O casamento dos tios foi um acontecimento na turma! A Rita trouxe fotografias com as quais fizemos cartazes para colocar nas paredes da sala e escrevemos adjetivos altamente elogiosos para descrever os seus familiares. Finalmente, aquela família iria ter a paz e a felicidade que merecia! Mas, infelizmente, foi por pouco tempo.

Quando a Rita estava no 3.º ano, a tia soube que estava gravemente doente e, no 4.º ano, quando apareceu na festa de Natal, bastou-me olhar para ela para perceber que a situação estava mal parada. Durante a atuação da Rita, a tia não conseguiu controlar-se e começou a chorar. Eu, ao vê-la naquele desgosto, comovi-me de tal maneira que também me começaram a cair as lágrimas. Perplexos, os alunos perguntaram porque chorávamos e eu só consegui balbuciar que falaríamos noutra altura.

No dia seguinte, as perguntas não se fizeram esperar. Aguardei por um momento em que a Rita não estava na aula, para abordar o assunto. “Sabem que a tia da Rita está doente?”, perguntei. Sim, sabiam. “Sabem que está muito doente?”. Não, não sabiam. Então disse que lhes ia pedir algo de muito especial: que, quando a Rita precisasse, fossem muito amigos dela.

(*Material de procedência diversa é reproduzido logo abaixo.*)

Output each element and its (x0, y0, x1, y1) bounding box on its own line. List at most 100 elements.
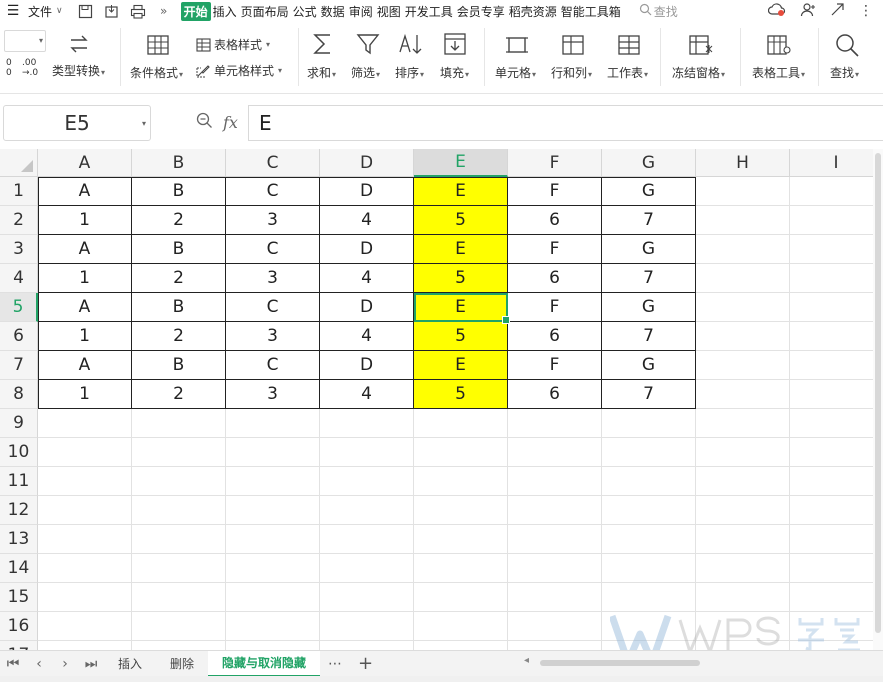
cell-h14[interactable] (696, 554, 790, 583)
cell-d15[interactable] (320, 583, 414, 612)
cell-c1[interactable]: C (226, 177, 320, 206)
cell-i4[interactable] (790, 264, 883, 293)
cell-a4[interactable]: 1 (38, 264, 132, 293)
cell-d16[interactable] (320, 612, 414, 641)
cell-d14[interactable] (320, 554, 414, 583)
column-header-c[interactable]: C (226, 149, 320, 177)
cell-e3[interactable]: E (414, 235, 508, 264)
cell-d4[interactable]: 4 (320, 264, 414, 293)
row-header-7[interactable]: 7 (0, 351, 38, 380)
sort-icon[interactable] (398, 32, 424, 60)
cell-b17[interactable] (132, 641, 226, 650)
cell-g14[interactable] (602, 554, 696, 583)
vertical-scrollbar[interactable] (873, 149, 883, 650)
sheet-tab-hide-unhide[interactable]: 隐藏与取消隐藏 (208, 650, 321, 677)
cell-i2[interactable] (790, 206, 883, 235)
cell-d8[interactable]: 4 (320, 380, 414, 409)
cell-button[interactable]: 单元格▾ (495, 64, 536, 81)
sum-icon[interactable] (312, 32, 334, 60)
cell-a7[interactable]: A (38, 351, 132, 380)
cell-h8[interactable] (696, 380, 790, 409)
cell-e17[interactable] (414, 641, 508, 650)
cell-e7[interactable]: E (414, 351, 508, 380)
cell-c3[interactable]: C (226, 235, 320, 264)
cell-b12[interactable] (132, 496, 226, 525)
cell-icon[interactable] (505, 34, 529, 60)
tab-formulas[interactable]: 公式 (291, 3, 319, 20)
share-user-icon[interactable] (800, 2, 816, 20)
cell-e2[interactable]: 5 (414, 206, 508, 235)
cell-a5[interactable]: A (38, 293, 132, 322)
tab-data[interactable]: 数据 (319, 3, 347, 20)
cell-a10[interactable] (38, 438, 132, 467)
prev-sheet-icon[interactable]: ‹ (26, 656, 52, 672)
cell-g11[interactable] (602, 467, 696, 496)
row-header-12[interactable]: 12 (0, 496, 38, 525)
tab-insert[interactable]: 插入 (211, 3, 239, 20)
cell-i17[interactable] (790, 641, 883, 650)
cell-a6[interactable]: 1 (38, 322, 132, 351)
last-sheet-icon[interactable]: ⏭ (78, 656, 104, 672)
cell-b16[interactable] (132, 612, 226, 641)
cell-f1[interactable]: F (508, 177, 602, 206)
tab-member[interactable]: 会员专享 (455, 3, 507, 20)
cell-g17[interactable] (602, 641, 696, 650)
cell-e10[interactable] (414, 438, 508, 467)
cell-h11[interactable] (696, 467, 790, 496)
cell-a13[interactable] (38, 525, 132, 554)
more-sheets-button[interactable]: ⋯ (328, 656, 342, 672)
column-header-d[interactable]: D (320, 149, 414, 177)
cell-b5[interactable]: B (132, 293, 226, 322)
tab-review[interactable]: 审阅 (347, 3, 375, 20)
cell-d6[interactable]: 4 (320, 322, 414, 351)
row-header-11[interactable]: 11 (0, 467, 38, 496)
row-header-16[interactable]: 16 (0, 612, 38, 641)
cell-f3[interactable]: F (508, 235, 602, 264)
cell-h3[interactable] (696, 235, 790, 264)
cell-c16[interactable] (226, 612, 320, 641)
cell-c13[interactable] (226, 525, 320, 554)
find-button[interactable]: 查找▾ (830, 64, 859, 81)
cell-f7[interactable]: F (508, 351, 602, 380)
cell-g4[interactable]: 7 (602, 264, 696, 293)
scrollbar-thumb[interactable] (540, 660, 700, 666)
cell-d2[interactable]: 4 (320, 206, 414, 235)
cell-i16[interactable] (790, 612, 883, 641)
cell-b15[interactable] (132, 583, 226, 612)
cell-f10[interactable] (508, 438, 602, 467)
column-header-e[interactable]: E (414, 149, 508, 177)
number-format-dropdown[interactable]: ▾ (4, 30, 46, 52)
export-icon[interactable] (99, 2, 125, 20)
menu-file[interactable]: 文件 (26, 3, 54, 20)
row-header-8[interactable]: 8 (0, 380, 38, 409)
cloud-sync-icon[interactable] (767, 2, 786, 20)
row-header-13[interactable]: 13 (0, 525, 38, 554)
cell-d11[interactable] (320, 467, 414, 496)
cell-e12[interactable] (414, 496, 508, 525)
sheet-tab-delete[interactable]: 删除 (156, 651, 208, 677)
cell-f12[interactable] (508, 496, 602, 525)
cell-g3[interactable]: G (602, 235, 696, 264)
cell-a1[interactable]: A (38, 177, 132, 206)
cell-d3[interactable]: D (320, 235, 414, 264)
cell-c7[interactable]: C (226, 351, 320, 380)
cell-g12[interactable] (602, 496, 696, 525)
cell-i14[interactable] (790, 554, 883, 583)
scrollbar-thumb[interactable] (875, 153, 881, 633)
horizontal-scrollbar[interactable]: ◂ (520, 655, 875, 669)
cell-a8[interactable]: 1 (38, 380, 132, 409)
column-header-h[interactable]: H (696, 149, 790, 177)
cell-g9[interactable] (602, 409, 696, 438)
cell-h16[interactable] (696, 612, 790, 641)
decimal-decrease-icon[interactable]: .00 →.0 (22, 58, 38, 78)
cell-f15[interactable] (508, 583, 602, 612)
cell-e16[interactable] (414, 612, 508, 641)
scroll-left-icon[interactable]: ◂ (524, 655, 529, 666)
cell-g15[interactable] (602, 583, 696, 612)
cell-h13[interactable] (696, 525, 790, 554)
cell-f16[interactable] (508, 612, 602, 641)
type-convert-button[interactable]: 类型转换▾ (52, 62, 105, 79)
hamburger-icon[interactable]: ☰ (0, 3, 26, 19)
cell-i5[interactable] (790, 293, 883, 322)
sort-button[interactable]: 排序▾ (395, 64, 424, 81)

A minha vida também correu mal nessa altura e tive de me ausentar, mas fui com o coração apertado com a história da Rita. Quando me contarem o final inevitável, tive muita pena pela tia e pela menina, e quis saber como se tinham comportado os colegas. Contaram-me que cerraram fileiras em torno da Rita e a protegiam incondicionalmente de tudo e todos.

Fiquei muito orgulhosa dos meus alunos e, mais uma vez, comovida: com uma história tão bela e tão triste tinham aprendido a ser melhores pessoas. Espero que tenham levado dentro deles esta história de bondade e solidariedade. Eu, pela parte que me toca, dou por mim muitas vezes a questionar-me: o que será feito da Rita?